Menariknya pandangan mengenai herd immunity memiliki kesamaan dengan pandangan penganut teologi jabariyah yang percaya bahwa takdir telah ditetapkan Tuhan terhadap segenap alam semesta, tidak terdapat ruang kebebasan manusia untuk berkehendak dan berbuat menurut kehendaknya. Kapan seseorang meninggal dan dengan cara bagaimana sudah ditentukan sebelum seseorang dilahirkan ke bumi.

Meskipun demikian pandangan teori herd immunity tetap memproteksi mereka yang dianggap rentan seperti bayi yang belum memiliki sistem imun. Pada kenyataannya kaum jabariyah masih memberi ruang pada ikhtiar manusia, hanya saja derajatnya jauh lebih rendah dibanding mereka yang lebih mengedepankan rasio dan ilmu pengetahuan dalam merespon fenomena yang terjadi.

Membiarkan tubuh terinfeksi untuk memperoleh kekebalan massal memiliki efek jangka panjang yang akan mencegah wabah akibat virus yang sama berulang di masa depan. Dengan pilihan herd immunity aspek ekonomi tidak perlu mengalami goncangan keras seperti panic buying dan rush money akibat lockdown. Hanya saja strategi yang sempat diwacanakan di Inggris dihentikan karena mengikuti peringatan para ahli imunologi di Imperial College London dan London School of Hygiene and Tropical Medicine tentang dampak virus corona di Italia menunjukkan bahwa sebanyak 30 persen pasien yang dirawat di rumah sakit dengan virus itu memerlukan perawatan intensif.

Kebijakan semua negara dalam merespon penyebaran COVID-19 hingga saat seragam, dengan social distancing maupun lockdown. Pemerintah Indonesia masih terus mengkaji apa harus dilakukan lockdown atau cukup dengan social distancing. Korea Selatan memilih social distancing, halnya dengan Singapura yang diikuti pelaksanaan tes secara agresif. Hasilnya cukup menggembirakan dengan jumlah terinfeksi di Singapura sebanyak 631orang, korban kematian hanya 2 orang. Sebaliknya Indonesia per 26 Maret 2020 jumlah terinfeksi 893 orang, korban kematian mencapai 78 orang, atau 8,7%.

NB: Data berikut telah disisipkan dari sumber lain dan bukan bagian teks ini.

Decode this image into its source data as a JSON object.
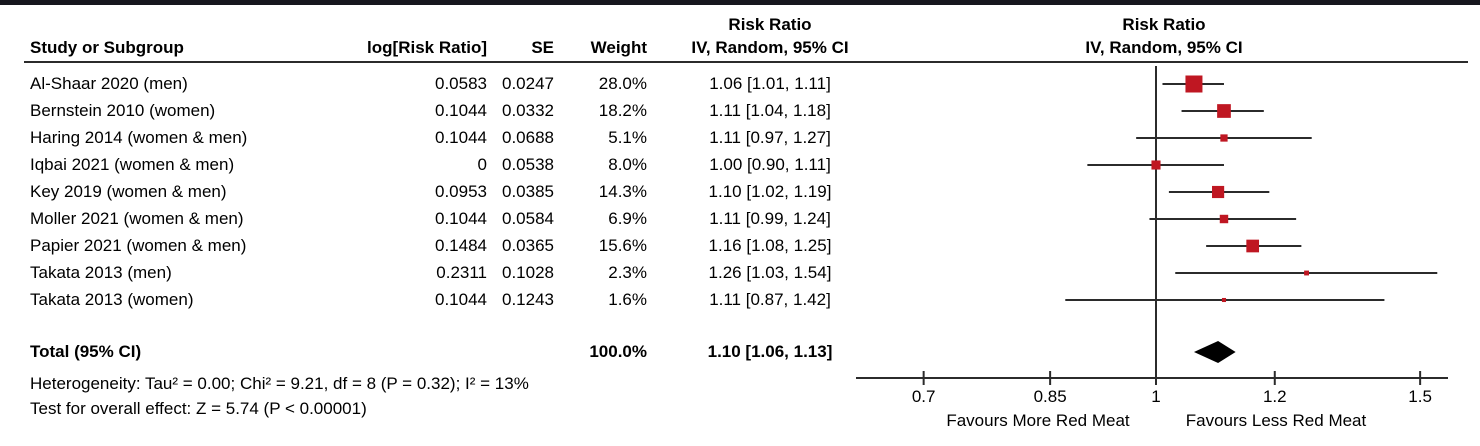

Pemerintah Italia, Inggris, Amerika Serikat, Belanda serta beberapa negara Eropa yang awalnya tidak melakukan lockdown dan hanya menghimbau masyarakat untuk tinggal di rumah dan tidak melakukan aktivitas di ruang publik, persis kebijakan yang dipilih pemerintah Indonesia saat ini.

Namun ketika penyebaran virus makin tak terkendali dan masyarakat sulit diatur, pemerintah negara bersangkutan menggunakan tangan besi untuk menertibkan masyarakat dan melakukan lockdown. Berbeda dengan China yang langsung melakukan lockdown terhadap Wuhan dan Hubei yang merupakan episentrum penyebaran wabah.

Ikatan Dokter Indonesia (IDI) sudah mendesak pemerintah segera melakukan lockdown untuk menghambat penyebaran virus yang makin meluas. Dari penjelasan beberapa menteri, kelihatannya pemerintah sedang mempertimbangkan mengikuti desakan IDI.

Kebijakan herd immunity yang berharap munculya imunitas kelompok dalam pengendalian COVID-19 dianggap bukan pilihan terbaik, ditentang para ilmuwan karena sangat tidak manusiawi. Kebijakan yang secara tegak lurus bersesuaian dengan pandangan kaum puritan yang meyakini segala sesuatunya sudah ditentukan dan manusia tinggal menjalaninya dengan penuh kesabaran sembari berdoa memohon ampun. Pandangan yang tidak mengedepankan rasio serta ilmu pengetahuan dalam menghadapi wabah maupun bencana makin tidak populer di masa depan.

Realitas ini seharusnya "memaksa" umat beragama, terutama umat islam menengok kembali kitab sucinya (al-Qur'an) serta berbagai literatur islam klasik maupun modern demi memastikan betapa sentralnya isu ilmu pengetahuan dalam islam sebagai ikhtiar menjawab tantangan masa depan umat manusia yang makin kompleks.